The Trials of Lenny Bruce takes the reader on a wild and tragicomic ride, as the renegade comedian is tried for obscenity in city after city—San Francisco, L.A., Chicago, and New York. This book is an essential documentation of the free speech struggles of an icon of American comedy who, by speaking his mind and fighting for the right to speak his mind, paved the way for every standup comedian, satirist, and social critic who followed him.
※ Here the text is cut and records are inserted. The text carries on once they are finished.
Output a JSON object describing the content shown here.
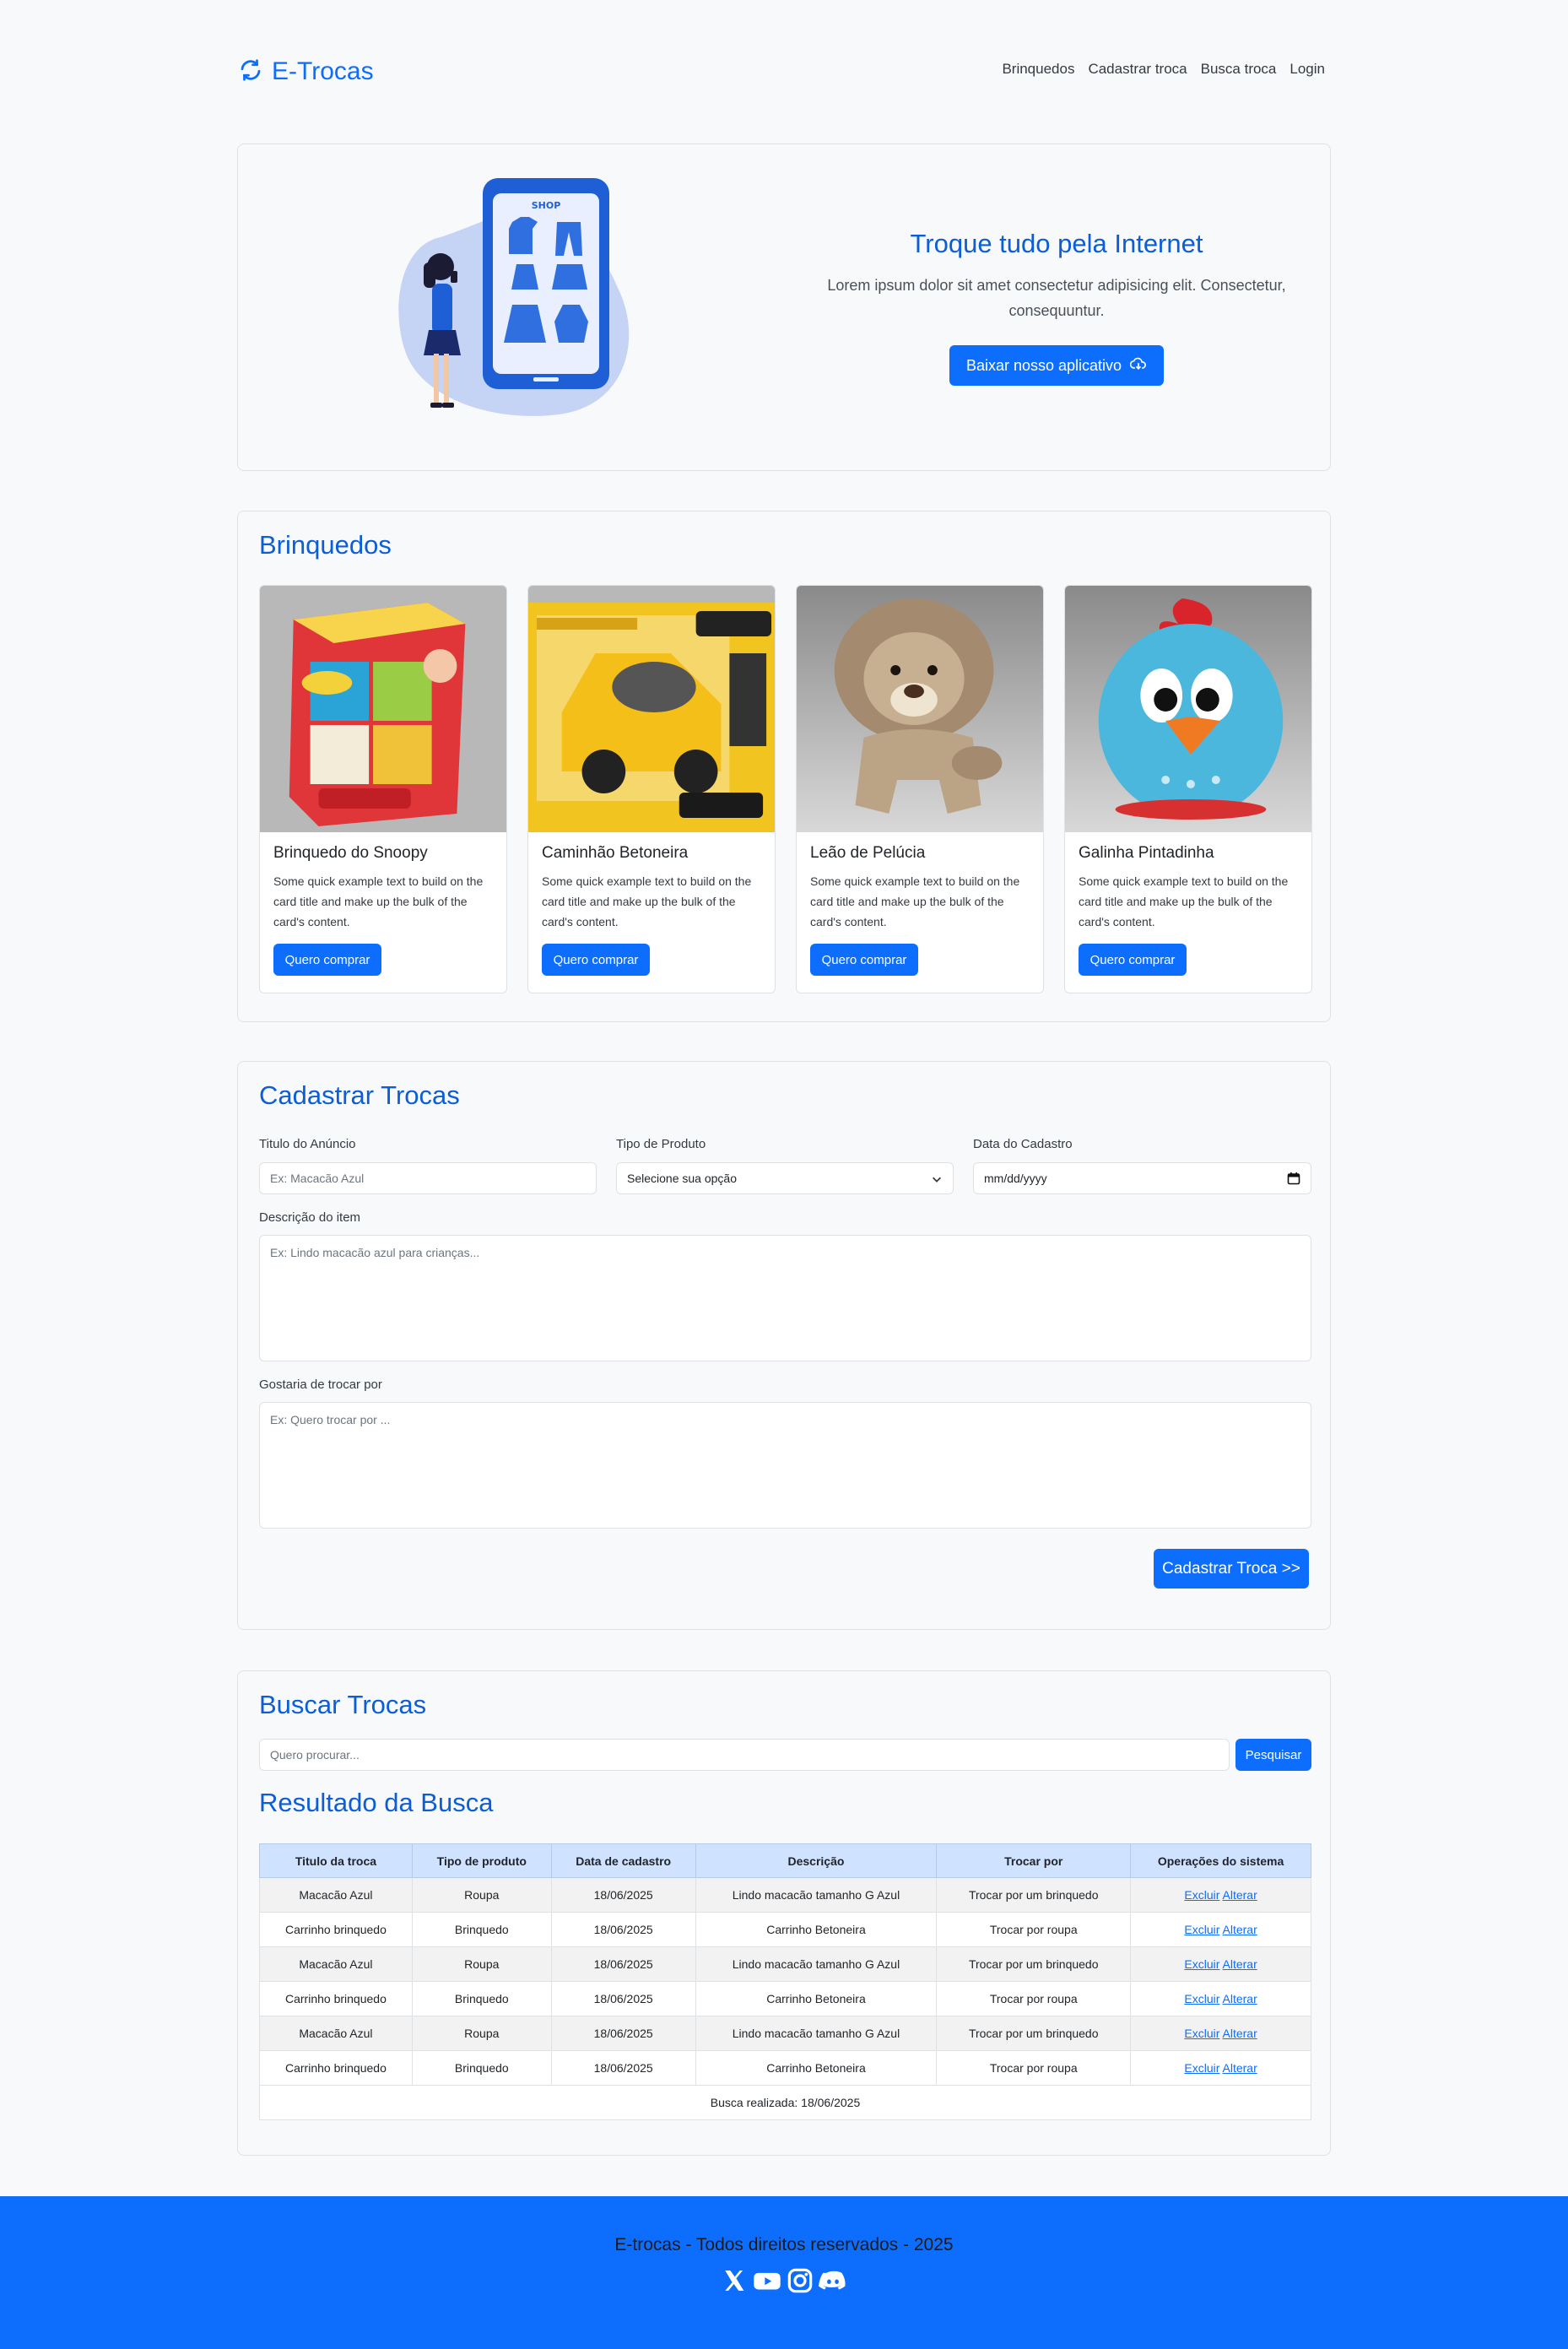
{
  "header": {
    "brand": "E-Trocas",
    "nav": [
      "Brinquedos",
      "Cadastrar troca",
      "Busca troca",
      "Login"
    ]
  },
  "hero": {
    "illustration_text": "SHOP",
    "title": "Troque tudo pela Internet",
    "subtitle": "Lorem ipsum dolor sit amet consectetur adipisicing elit. Consectetur, consequuntur.",
    "button": "Baixar nosso aplicativo"
  },
  "toys": {
    "title": "Brinquedos",
    "items": [
      {
        "name": "Brinquedo do Snoopy",
        "text": "Some quick example text to build on the card title and make up the bulk of the card's content.",
        "button": "Quero comprar"
      },
      {
        "name": "Caminhão Betoneira",
        "text": "Some quick example text to build on the card title and make up the bulk of the card's content.",
        "button": "Quero comprar"
      },
      {
        "name": "Leão de Pelúcia",
        "text": "Some quick example text to build on the card title and make up the bulk of the card's content.",
        "button": "Quero comprar"
      },
      {
        "name": "Galinha Pintadinha",
        "text": "Some quick example text to build on the card title and make up the bulk of the card's content.",
        "button": "Quero comprar"
      }
    ]
  },
  "form": {
    "title": "Cadastrar Trocas",
    "title_label": "Titulo do Anúncio",
    "title_placeholder": "Ex: Macacão Azul",
    "type_label": "Tipo de Produto",
    "type_value": "Selecione sua opção",
    "date_label": "Data do Cadastro",
    "date_value": "mm/dd/yyyy",
    "desc_label": "Descrição do item",
    "desc_placeholder": "Ex: Lindo macacão azul para crianças...",
    "trade_label": "Gostaria de trocar por",
    "trade_placeholder": "Ex: Quero trocar por ...",
    "submit": "Cadastrar Troca >>"
  },
  "search": {
    "title": "Buscar Trocas",
    "placeholder": "Quero procurar...",
    "button": "Pesquisar",
    "results_title": "Resultado da Busca",
    "columns": [
      "Titulo da troca",
      "Tipo de produto",
      "Data de cadastro",
      "Descrição",
      "Trocar por",
      "Operações do sistema"
    ],
    "rows": [
      [
        "Macacão Azul",
        "Roupa",
        "18/06/2025",
        "Lindo macacão tamanho G Azul",
        "Trocar por um brinquedo"
      ],
      [
        "Carrinho brinquedo",
        "Brinquedo",
        "18/06/2025",
        "Carrinho Betoneira",
        "Trocar por roupa"
      ],
      [
        "Macacão Azul",
        "Roupa",
        "18/06/2025",
        "Lindo macacão tamanho G Azul",
        "Trocar por um brinquedo"
      ],
      [
        "Carrinho brinquedo",
        "Brinquedo",
        "18/06/2025",
        "Carrinho Betoneira",
        "Trocar por roupa"
      ],
      [
        "Macacão Azul",
        "Roupa",
        "18/06/2025",
        "Lindo macacão tamanho G Azul",
        "Trocar por um brinquedo"
      ],
      [
        "Carrinho brinquedo",
        "Brinquedo",
        "18/06/2025",
        "Carrinho Betoneira",
        "Trocar por roupa"
      ]
    ],
    "op_delete": "Excluir",
    "op_edit": "Alterar",
    "footer": "Busca realizada: 18/06/2025"
  },
  "footer": {
    "text": "E-trocas - Todos direitos reservados - 2025",
    "icons": [
      "x-icon",
      "youtube-icon",
      "instagram-icon",
      "discord-icon"
    ]
  },
  "colors": {
    "primary": "#0d6efd",
    "heading": "#0b5ed7",
    "table_header": "#cfe2ff"
  }
}
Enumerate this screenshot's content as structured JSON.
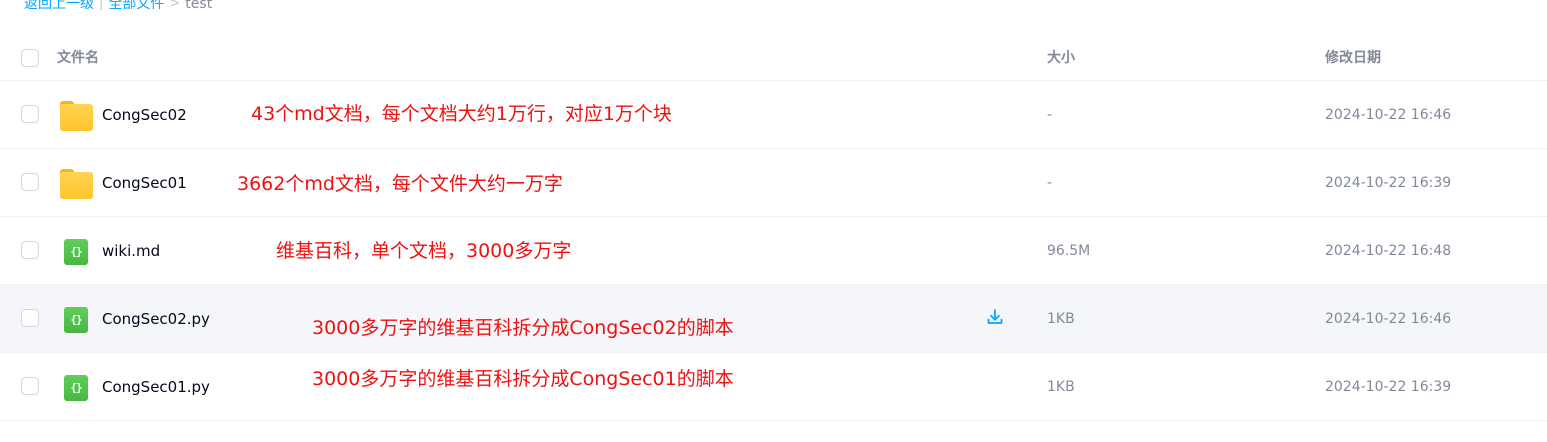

Not only did The Trials of Lenny Bruce set the record straight on Lenny—being named one of the best books of the year by the L.A. Times—the authors led the push for the late comedian’s posthumous pardon in 2003 for his 1964 conviction on obscenity charges in New York.
PUBLISHERS WEEKLY
The shelf is full of books about "outlaw social critic" Lenny Bruce (1925 1966). But now comes a different approach, as two legal scholars provide an in-depth survey of "comedy on trial" the five years of censorship, arrests, obscenity trials, convictions and appeals as prosecutors sought to bust Bruce for "word crimes." Skover and Collins (coauthors of The Death of Discourse) meticulously document both litigation and the literary scene of the 1960s, crosscutting between clubs and courtrooms to show how Bruce's career crumbled in a nightmarish fashion as he broke taboos and struggled for free speech in the years before his death from a morphine overdose. Looking for a lawyer in 1964, Bruce requested, "Get me somebody who swings with the First Amendment," and that year noted performers and writers (such as William Styron, John Updike, James Baldwin) signed a petition to support Bruce, while others (Jules Feiffer, Jason Epstein, even the "prim and proper" Dorothy Kilgallen) served as defense witnesses. Granted access to Bruce's papers, Collins and Skover have done exhaustive research, also interviewing Bruce's lawyers, club owners, cohorts and comic talents, including Orson Bean, George Carlin, Margaret Cho and Paul Krassner. The voice of Bruce springs to life with his memorable comedy routines heard on the accompanying CD, narrated by Nat Hentoff and also featuring interviews with Lawrence Ferlinghetti, Hugh Hefner and others who reflect on Bruce's legacy. Generating a gamut of emotions, the entire package is an important documentation of a revolution in American culture. B&w photos.